Other obstacles have sometimes involved the uncovering of bugs in the original PHA code. To date, I’ve found three significant bugs in the code which could potentially change some of the detection of changepoints in the algorithm. Two of these relate to a form of linear regression called the Kendall-Theil robust line fit. In this method, you form pairwise estimates of slopes from all the values you have in your data, and estimate the linear regression using the median slope you find. One bug I found involved the two-phase regression form of this code (used if you hypothesize that the slope on one half of a segment of data is different from the slope on the other half) used in the changepoint detection tests with the Bayesian Information Criterion. A second bug was the inadvertent overwriting of a variable describing median values found. I have reported these bugs back to the authors.

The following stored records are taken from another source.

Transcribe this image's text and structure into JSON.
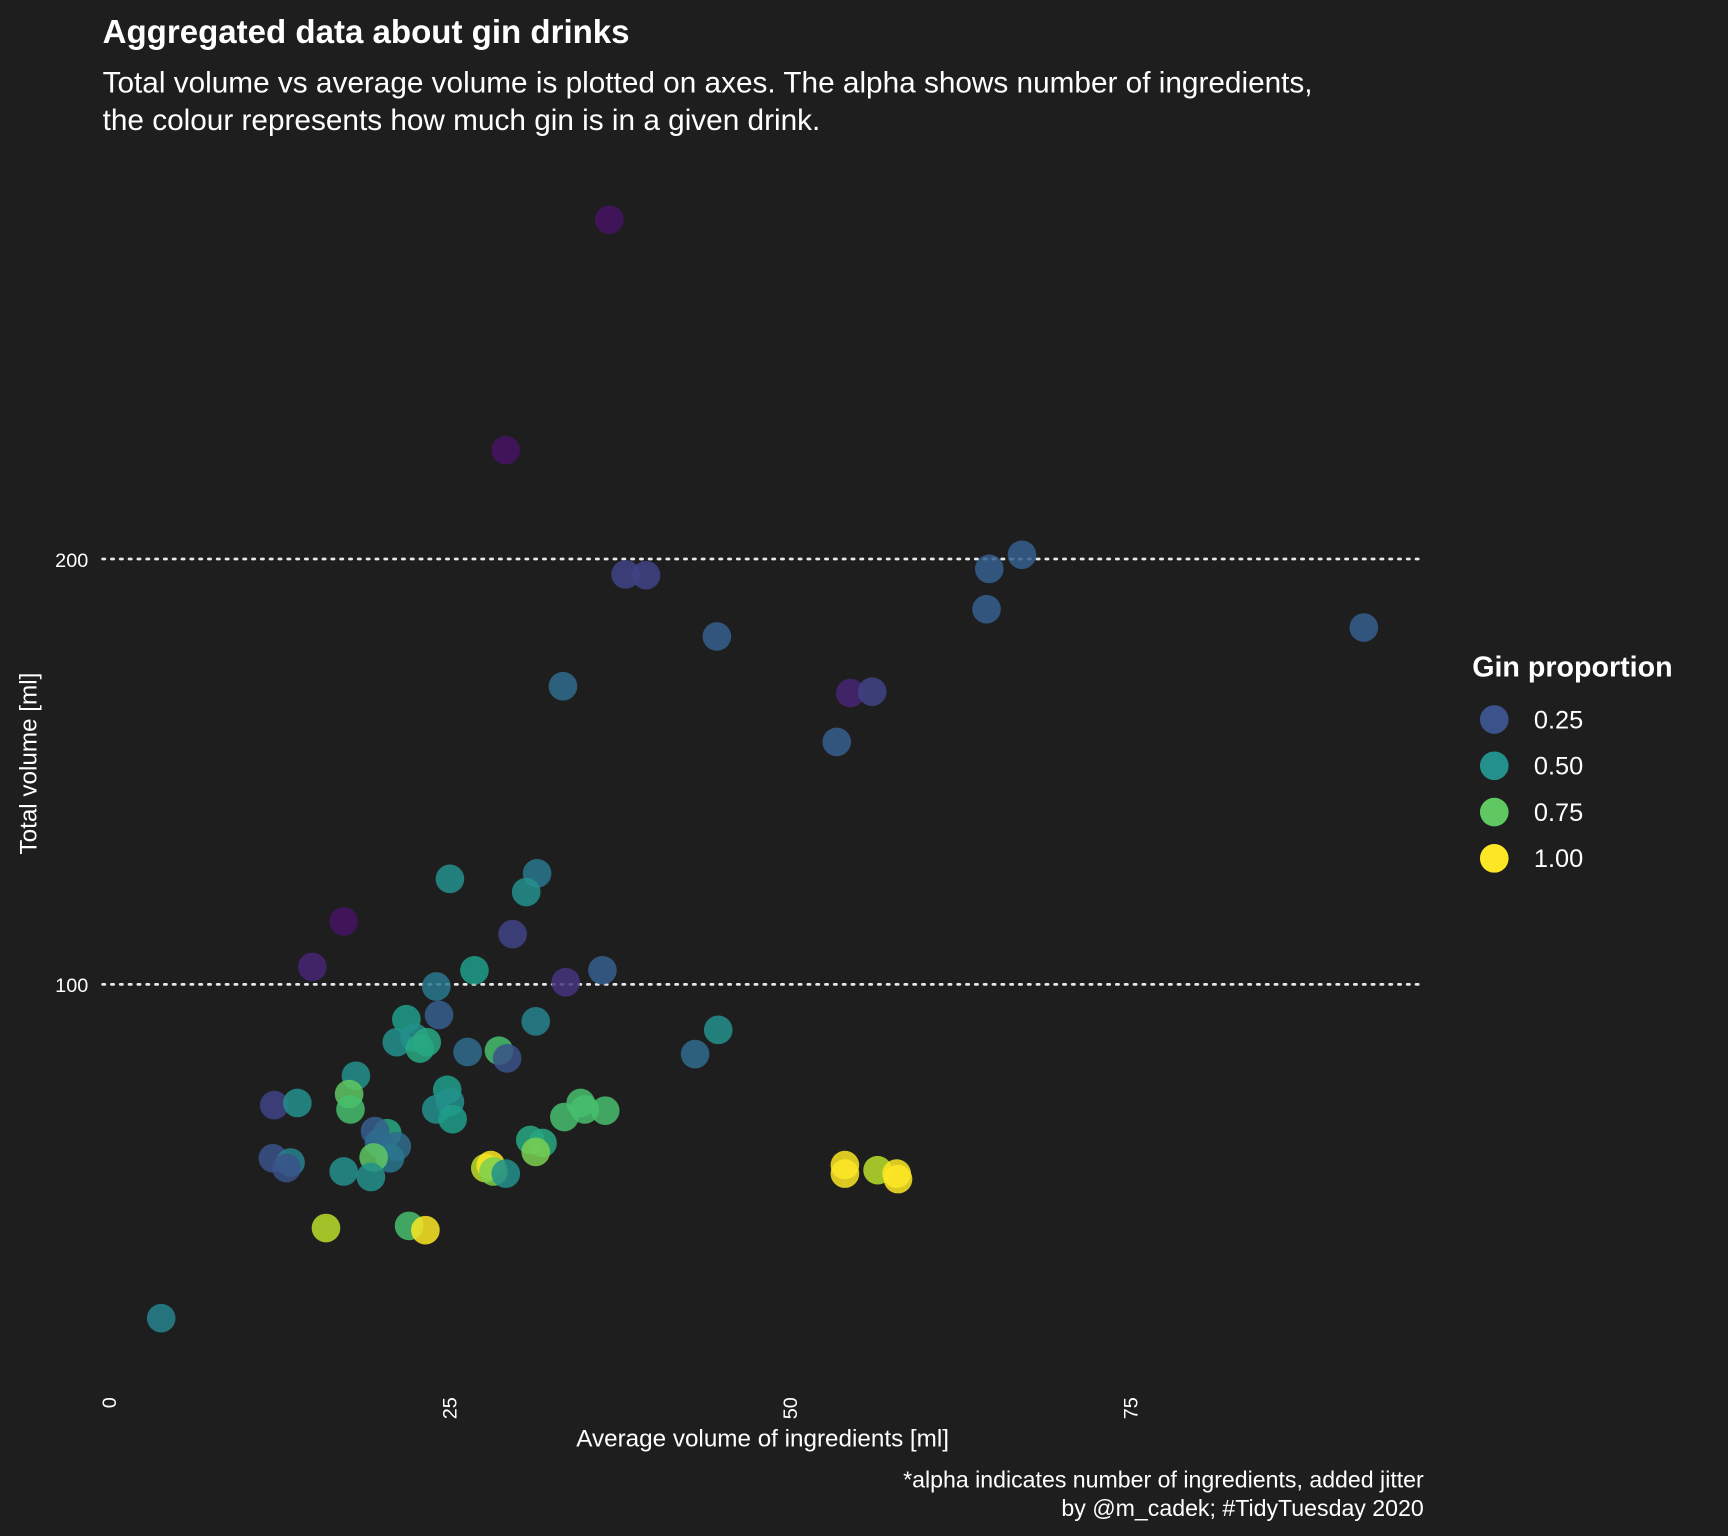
{
  "chart_data": {
    "type": "scatter",
    "title": "Aggregated data about gin drinks",
    "subtitle_lines": [
      "Total volume vs average volume is plotted on axes. The alpha shows number of ingredients,",
      "the colour represents how much gin is in a given drink."
    ],
    "xlabel": "Average volume of ingredients [ml]",
    "ylabel": "Total volume [ml]",
    "caption_lines": [
      "*alpha indicates number of ingredients, added jitter",
      "by @m_cadek; #TidyTuesday 2020"
    ],
    "xlim": [
      -0.5,
      96.5
    ],
    "ylim": [
      5,
      290
    ],
    "xticks": [
      0,
      25,
      50,
      75
    ],
    "xtick_labels": [
      "0",
      "25",
      "50",
      "75"
    ],
    "yticks": [
      100,
      200
    ],
    "ytick_labels": [
      "100",
      "200"
    ],
    "grid": "dotted horizontal lines at y ticks",
    "colormap": "viridis",
    "background": "#1e1e1e",
    "legend": {
      "title": "Gin proportion",
      "placement": "right",
      "entries": [
        {
          "label": "0.25",
          "value": 0.25
        },
        {
          "label": "0.50",
          "value": 0.5
        },
        {
          "label": "0.75",
          "value": 0.75
        },
        {
          "label": "1.00",
          "value": 1.0
        }
      ]
    },
    "points": [
      {
        "x": 36.7,
        "y": 279.8,
        "gin": 0.05
      },
      {
        "x": 29.1,
        "y": 225.6,
        "gin": 0.05
      },
      {
        "x": 37.9,
        "y": 196.4,
        "gin": 0.2
      },
      {
        "x": 39.4,
        "y": 196.2,
        "gin": 0.2
      },
      {
        "x": 67.0,
        "y": 201.0,
        "gin": 0.3
      },
      {
        "x": 64.6,
        "y": 197.7,
        "gin": 0.3
      },
      {
        "x": 64.4,
        "y": 188.2,
        "gin": 0.3
      },
      {
        "x": 92.1,
        "y": 183.9,
        "gin": 0.3
      },
      {
        "x": 44.6,
        "y": 181.8,
        "gin": 0.3
      },
      {
        "x": 33.3,
        "y": 170.1,
        "gin": 0.35
      },
      {
        "x": 54.4,
        "y": 168.5,
        "gin": 0.1
      },
      {
        "x": 56.0,
        "y": 168.8,
        "gin": 0.2
      },
      {
        "x": 53.4,
        "y": 157.0,
        "gin": 0.3
      },
      {
        "x": 25.0,
        "y": 124.8,
        "gin": 0.5
      },
      {
        "x": 31.4,
        "y": 126.1,
        "gin": 0.4
      },
      {
        "x": 30.6,
        "y": 121.7,
        "gin": 0.5
      },
      {
        "x": 17.2,
        "y": 114.8,
        "gin": 0.05
      },
      {
        "x": 29.6,
        "y": 111.8,
        "gin": 0.2
      },
      {
        "x": 14.9,
        "y": 104.1,
        "gin": 0.1
      },
      {
        "x": 26.8,
        "y": 103.3,
        "gin": 0.55
      },
      {
        "x": 36.2,
        "y": 103.3,
        "gin": 0.3
      },
      {
        "x": 33.5,
        "y": 100.5,
        "gin": 0.15
      },
      {
        "x": 24.0,
        "y": 99.5,
        "gin": 0.4
      },
      {
        "x": 24.2,
        "y": 92.8,
        "gin": 0.3
      },
      {
        "x": 21.8,
        "y": 91.8,
        "gin": 0.55
      },
      {
        "x": 31.3,
        "y": 91.3,
        "gin": 0.45
      },
      {
        "x": 44.7,
        "y": 89.3,
        "gin": 0.5
      },
      {
        "x": 21.1,
        "y": 86.4,
        "gin": 0.5
      },
      {
        "x": 22.4,
        "y": 87.5,
        "gin": 0.5
      },
      {
        "x": 23.3,
        "y": 86.4,
        "gin": 0.6
      },
      {
        "x": 22.8,
        "y": 84.9,
        "gin": 0.6
      },
      {
        "x": 28.6,
        "y": 84.4,
        "gin": 0.7
      },
      {
        "x": 26.3,
        "y": 84.1,
        "gin": 0.35
      },
      {
        "x": 29.2,
        "y": 82.6,
        "gin": 0.25
      },
      {
        "x": 43.0,
        "y": 83.6,
        "gin": 0.35
      },
      {
        "x": 18.1,
        "y": 78.5,
        "gin": 0.5
      },
      {
        "x": 24.8,
        "y": 75.2,
        "gin": 0.55
      },
      {
        "x": 17.6,
        "y": 74.2,
        "gin": 0.75
      },
      {
        "x": 12.1,
        "y": 71.6,
        "gin": 0.2
      },
      {
        "x": 13.8,
        "y": 72.1,
        "gin": 0.5
      },
      {
        "x": 17.7,
        "y": 70.6,
        "gin": 0.7
      },
      {
        "x": 25.0,
        "y": 72.4,
        "gin": 0.5
      },
      {
        "x": 24.0,
        "y": 70.6,
        "gin": 0.5
      },
      {
        "x": 25.2,
        "y": 68.3,
        "gin": 0.55
      },
      {
        "x": 34.6,
        "y": 72.1,
        "gin": 0.7
      },
      {
        "x": 34.9,
        "y": 70.6,
        "gin": 0.7
      },
      {
        "x": 36.4,
        "y": 70.3,
        "gin": 0.7
      },
      {
        "x": 33.4,
        "y": 68.8,
        "gin": 0.7
      },
      {
        "x": 30.9,
        "y": 63.4,
        "gin": 0.6
      },
      {
        "x": 31.8,
        "y": 62.7,
        "gin": 0.6
      },
      {
        "x": 31.3,
        "y": 60.6,
        "gin": 0.8
      },
      {
        "x": 20.4,
        "y": 65.0,
        "gin": 0.6
      },
      {
        "x": 19.5,
        "y": 65.5,
        "gin": 0.3
      },
      {
        "x": 19.8,
        "y": 62.7,
        "gin": 0.35
      },
      {
        "x": 21.1,
        "y": 61.9,
        "gin": 0.35
      },
      {
        "x": 20.6,
        "y": 59.1,
        "gin": 0.4
      },
      {
        "x": 19.4,
        "y": 59.3,
        "gin": 0.75
      },
      {
        "x": 12.0,
        "y": 59.1,
        "gin": 0.25
      },
      {
        "x": 13.3,
        "y": 58.1,
        "gin": 0.45
      },
      {
        "x": 13.0,
        "y": 56.8,
        "gin": 0.25
      },
      {
        "x": 17.2,
        "y": 56.0,
        "gin": 0.5
      },
      {
        "x": 19.2,
        "y": 54.7,
        "gin": 0.5
      },
      {
        "x": 27.6,
        "y": 56.8,
        "gin": 0.9
      },
      {
        "x": 28.0,
        "y": 57.5,
        "gin": 1.0
      },
      {
        "x": 28.2,
        "y": 56.0,
        "gin": 0.8
      },
      {
        "x": 29.1,
        "y": 55.5,
        "gin": 0.5
      },
      {
        "x": 54.0,
        "y": 57.5,
        "gin": 1.0
      },
      {
        "x": 54.0,
        "y": 55.5,
        "gin": 1.0
      },
      {
        "x": 56.4,
        "y": 56.3,
        "gin": 0.9
      },
      {
        "x": 57.8,
        "y": 55.5,
        "gin": 1.0
      },
      {
        "x": 57.9,
        "y": 54.2,
        "gin": 1.0
      },
      {
        "x": 15.9,
        "y": 42.7,
        "gin": 0.9
      },
      {
        "x": 22.0,
        "y": 43.2,
        "gin": 0.7
      },
      {
        "x": 23.2,
        "y": 42.2,
        "gin": 1.0
      },
      {
        "x": 3.8,
        "y": 21.5,
        "gin": 0.45
      }
    ]
  }
}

These bugs bring me full-circle back to the original intent of this project, which is to de-obfuscate code and make it as easy-to-understand and transparent as possible. The only way to have caught these bugs is to have dug through the code and kept detailed accounts of what values various loops take on during their execution. These sorts of runtime errors in your code can be very hard to catch—especially in complex codes which are hard to understand. There are a few tried-and-true methods to alleviate them, however. First, you can use large sets of simple tests cases to catch the various corner cases and bugs that can creep into your codes. I use this method to validate my auxiliary methods, such as correlation computations. However, sometimes it’s just not tenable to generate test cases—the Kendall-Theill code is complicated enough that while you could theoretically work out simple cases by hand, you really need some sort of numerical code to perform the method.

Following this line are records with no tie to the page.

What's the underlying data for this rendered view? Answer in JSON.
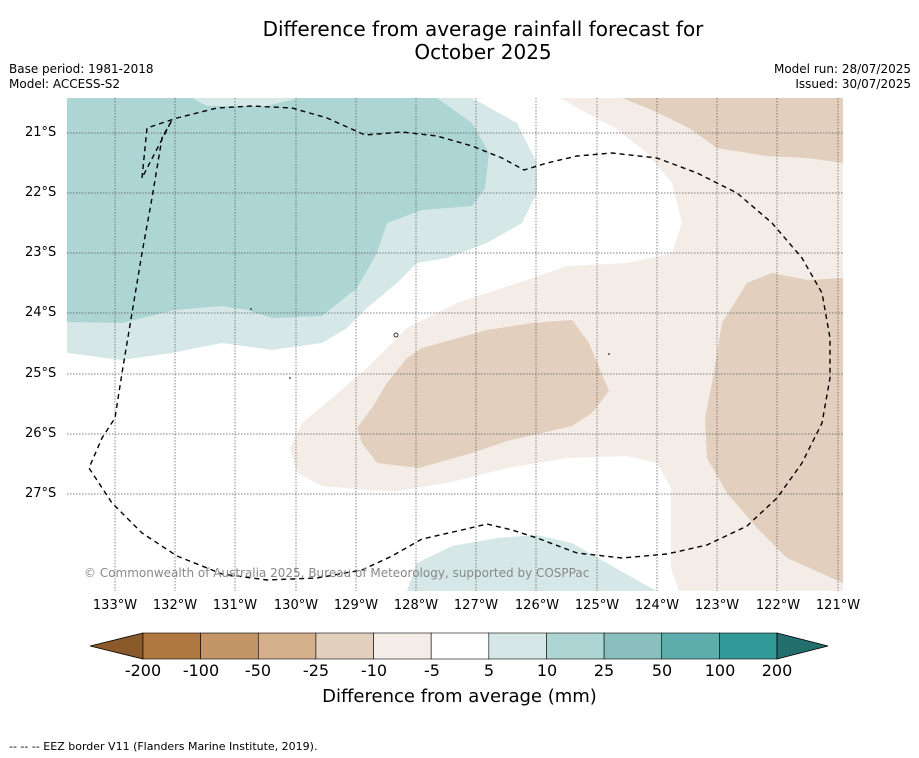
{
  "title_line1": "Difference from average rainfall forecast for",
  "title_line2": "October 2025",
  "base_period": "Base period: 1981-2018",
  "model": "Model: ACCESS-S2",
  "model_run": "Model run: 28/07/2025",
  "issued": "Issued: 30/07/2025",
  "lat_labels": [
    "21°S",
    "22°S",
    "23°S",
    "24°S",
    "25°S",
    "26°S",
    "27°S"
  ],
  "lon_labels": [
    "133°W",
    "132°W",
    "131°W",
    "130°W",
    "129°W",
    "128°W",
    "127°W",
    "126°W",
    "125°W",
    "124°W",
    "123°W",
    "122°W",
    "121°W"
  ],
  "copyright": "© Commonwealth of Australia 2025, Bureau of Meteorology, supported by COSPPac",
  "colorbar": {
    "ticks": [
      "-200",
      "-100",
      "-50",
      "-25",
      "-10",
      "-5",
      "5",
      "10",
      "25",
      "50",
      "100",
      "200"
    ],
    "colors": [
      "#ae7840",
      "#c49566",
      "#d5b08c",
      "#e2cfbd",
      "#f4ece7",
      "#ffffff",
      "#d5e8e7",
      "#acd5d4",
      "#89bfbd",
      "#5eadad",
      "#319a98"
    ],
    "under_color": "#8a5a2a",
    "over_color": "#226f6d",
    "label": "Difference from average (mm)"
  },
  "footer": "-- -- -- EEZ border V11 (Flanders Marine Institute, 2019)."
}
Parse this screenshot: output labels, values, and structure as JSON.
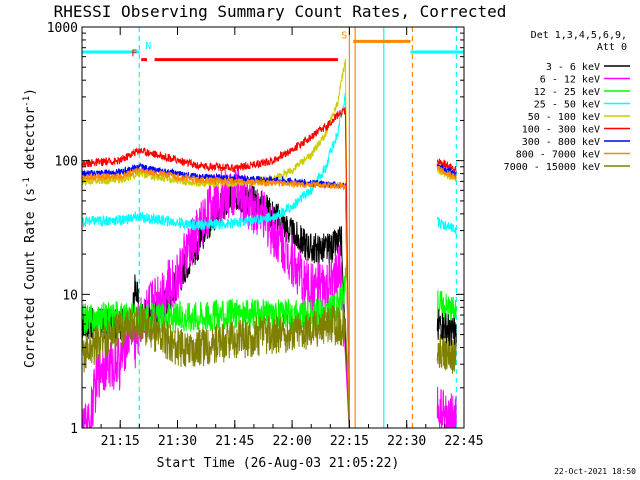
{
  "chart_data": {
    "type": "line",
    "title": "RHESSI Observing Summary Count Rates, Corrected",
    "xlabel": "Start Time (26-Aug-03 21:05:22)",
    "ylabel_main": "Corrected Count Rate (s",
    "ylabel_sup1": "-1",
    "ylabel_mid": " detector",
    "ylabel_sup2": "-1",
    "ylabel_end": ")",
    "timestamp": "22-Oct-2021 18:50",
    "x_range_minutes": [
      0,
      100
    ],
    "y_scale": "log",
    "ylim": [
      1,
      1000
    ],
    "x_ticks": [
      {
        "min": 10,
        "label": "21:15"
      },
      {
        "min": 25,
        "label": "21:30"
      },
      {
        "min": 40,
        "label": "21:45"
      },
      {
        "min": 55,
        "label": "22:00"
      },
      {
        "min": 70,
        "label": "22:15"
      },
      {
        "min": 85,
        "label": "22:30"
      },
      {
        "min": 100,
        "label": "22:45"
      }
    ],
    "y_ticks": [
      {
        "value": 1,
        "label": "1"
      },
      {
        "value": 10,
        "label": "10"
      },
      {
        "value": 100,
        "label": "100"
      },
      {
        "value": 1000,
        "label": "1000"
      }
    ],
    "legend_header": [
      "Det 1,3,4,5,6,9,",
      "Att 0"
    ],
    "legend_position": "right",
    "series": [
      {
        "name": "3 - 6 keV",
        "color": "#000000",
        "points": [
          [
            0,
            6
          ],
          [
            5,
            6
          ],
          [
            10,
            6
          ],
          [
            13,
            6
          ],
          [
            14,
            12
          ],
          [
            15,
            7
          ],
          [
            20,
            7
          ],
          [
            25,
            12
          ],
          [
            30,
            22
          ],
          [
            35,
            40
          ],
          [
            40,
            55
          ],
          [
            45,
            50
          ],
          [
            50,
            40
          ],
          [
            55,
            28
          ],
          [
            60,
            22
          ],
          [
            65,
            22
          ],
          [
            68,
            25
          ],
          [
            70,
            0
          ]
        ]
      },
      {
        "name": "6 - 12 keV",
        "color": "#ff00ff",
        "points": [
          [
            0,
            1
          ],
          [
            2,
            1
          ],
          [
            5,
            3
          ],
          [
            10,
            3
          ],
          [
            13,
            6
          ],
          [
            14,
            4
          ],
          [
            15,
            6
          ],
          [
            20,
            10
          ],
          [
            25,
            13
          ],
          [
            30,
            28
          ],
          [
            35,
            52
          ],
          [
            40,
            58
          ],
          [
            45,
            45
          ],
          [
            50,
            30
          ],
          [
            55,
            18
          ],
          [
            58,
            12
          ],
          [
            60,
            11
          ],
          [
            65,
            11
          ],
          [
            68,
            16
          ],
          [
            70,
            0
          ]
        ]
      },
      {
        "name": "12 - 25 keV",
        "color": "#00ff00",
        "points": [
          [
            0,
            6.5
          ],
          [
            10,
            6.8
          ],
          [
            20,
            6.5
          ],
          [
            30,
            7
          ],
          [
            40,
            7
          ],
          [
            50,
            7
          ],
          [
            60,
            7
          ],
          [
            65,
            7.5
          ],
          [
            68,
            9
          ],
          [
            69.5,
            14
          ],
          [
            70,
            0
          ]
        ]
      },
      {
        "name": "25 - 50 keV",
        "color": "#00ffff",
        "points": [
          [
            0,
            35
          ],
          [
            10,
            36
          ],
          [
            15,
            38
          ],
          [
            20,
            36
          ],
          [
            30,
            33
          ],
          [
            40,
            34
          ],
          [
            50,
            38
          ],
          [
            55,
            45
          ],
          [
            60,
            60
          ],
          [
            64,
            90
          ],
          [
            67,
            160
          ],
          [
            69,
            300
          ],
          [
            70,
            0
          ]
        ]
      },
      {
        "name": "50 - 100 keV",
        "color": "#cccc00",
        "points": [
          [
            0,
            70
          ],
          [
            10,
            72
          ],
          [
            15,
            80
          ],
          [
            20,
            75
          ],
          [
            30,
            68
          ],
          [
            40,
            68
          ],
          [
            50,
            72
          ],
          [
            55,
            85
          ],
          [
            60,
            110
          ],
          [
            64,
            160
          ],
          [
            67,
            270
          ],
          [
            69,
            550
          ],
          [
            70,
            0
          ]
        ]
      },
      {
        "name": "100 - 300 keV",
        "color": "#ff0000",
        "points": [
          [
            0,
            95
          ],
          [
            10,
            100
          ],
          [
            15,
            120
          ],
          [
            20,
            110
          ],
          [
            30,
            92
          ],
          [
            40,
            88
          ],
          [
            50,
            100
          ],
          [
            55,
            120
          ],
          [
            60,
            150
          ],
          [
            64,
            180
          ],
          [
            67,
            220
          ],
          [
            69,
            240
          ],
          [
            70,
            0
          ]
        ]
      },
      {
        "name": "300 - 800 keV",
        "color": "#0000ff",
        "points": [
          [
            0,
            80
          ],
          [
            10,
            82
          ],
          [
            15,
            90
          ],
          [
            20,
            84
          ],
          [
            30,
            76
          ],
          [
            40,
            74
          ],
          [
            50,
            72
          ],
          [
            60,
            68
          ],
          [
            69,
            65
          ],
          [
            70,
            0
          ]
        ]
      },
      {
        "name": "800 - 7000 keV",
        "color": "#ff8800",
        "points": [
          [
            0,
            75
          ],
          [
            10,
            76
          ],
          [
            15,
            85
          ],
          [
            20,
            80
          ],
          [
            30,
            72
          ],
          [
            40,
            70
          ],
          [
            50,
            68
          ],
          [
            60,
            66
          ],
          [
            69,
            64
          ],
          [
            70,
            0
          ]
        ]
      },
      {
        "name": "7000 - 15000 keV",
        "color": "#808000",
        "points": [
          [
            0,
            3.5
          ],
          [
            5,
            4.5
          ],
          [
            10,
            5.5
          ],
          [
            13,
            6
          ],
          [
            15,
            6
          ],
          [
            20,
            5
          ],
          [
            25,
            4
          ],
          [
            30,
            4
          ],
          [
            40,
            4.5
          ],
          [
            50,
            5
          ],
          [
            60,
            5.5
          ],
          [
            65,
            6
          ],
          [
            69,
            5.5
          ],
          [
            70,
            0
          ]
        ]
      }
    ],
    "after_gap": {
      "start_min": 93,
      "end_min": 98,
      "values": [
        {
          "series": "100 - 300 keV",
          "y": 100
        },
        {
          "series": "50 - 100 keV",
          "y": 85
        },
        {
          "series": "300 - 800 keV",
          "y": 92
        },
        {
          "series": "800 - 7000 keV",
          "y": 88
        },
        {
          "series": "25 - 50 keV",
          "y": 35
        },
        {
          "series": "12 - 25 keV",
          "y": 8.5
        },
        {
          "series": "7000 - 15000 keV",
          "y": 4
        },
        {
          "series": "3 - 6 keV",
          "y": 6
        },
        {
          "series": "6 - 12 keV",
          "y": 1.3
        }
      ]
    },
    "flags": [
      {
        "label": "N",
        "color": "#00ffff",
        "y": 650,
        "spans": [
          [
            0,
            15
          ],
          [
            86,
            100
          ]
        ]
      },
      {
        "label": "F",
        "color": "#ff0000",
        "y": 570,
        "spans": [
          [
            15.5,
            17
          ],
          [
            19,
            67
          ]
        ]
      },
      {
        "label": "S",
        "color": "#ff8800",
        "y": 780,
        "spans": [
          [
            71,
            86
          ]
        ]
      }
    ],
    "vlines": [
      {
        "x_min": 15,
        "color": "#00ffff",
        "dashed": true
      },
      {
        "x_min": 70,
        "color": "#ff8800",
        "dashed": false
      },
      {
        "x_min": 71.5,
        "color": "#ff8800",
        "dashed": false
      },
      {
        "x_min": 79,
        "color": "#00ffff",
        "dashed": false
      },
      {
        "x_min": 86.5,
        "color": "#ff8800",
        "dashed": true
      },
      {
        "x_min": 98,
        "color": "#00ffff",
        "dashed": true
      }
    ]
  }
}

It is in cases like this where it is so important to practice good software development and engineering principles, like organized code, strong documentation, and iterative development. The truth is that a great deal of numerical codes used in scientific programming are dense and complicated; reducing the complexity of code and writing in as clear and transparent a manner as possible helps both the end user of the code and the writer himself ensure that it is valid and does what it is supposed to do.
With that said, although I’ve accomplished much in my project so far , there is still a great deal to do. Expect a second post on this soon, which will also recap a recent trip I made to the National Climatic Data Center.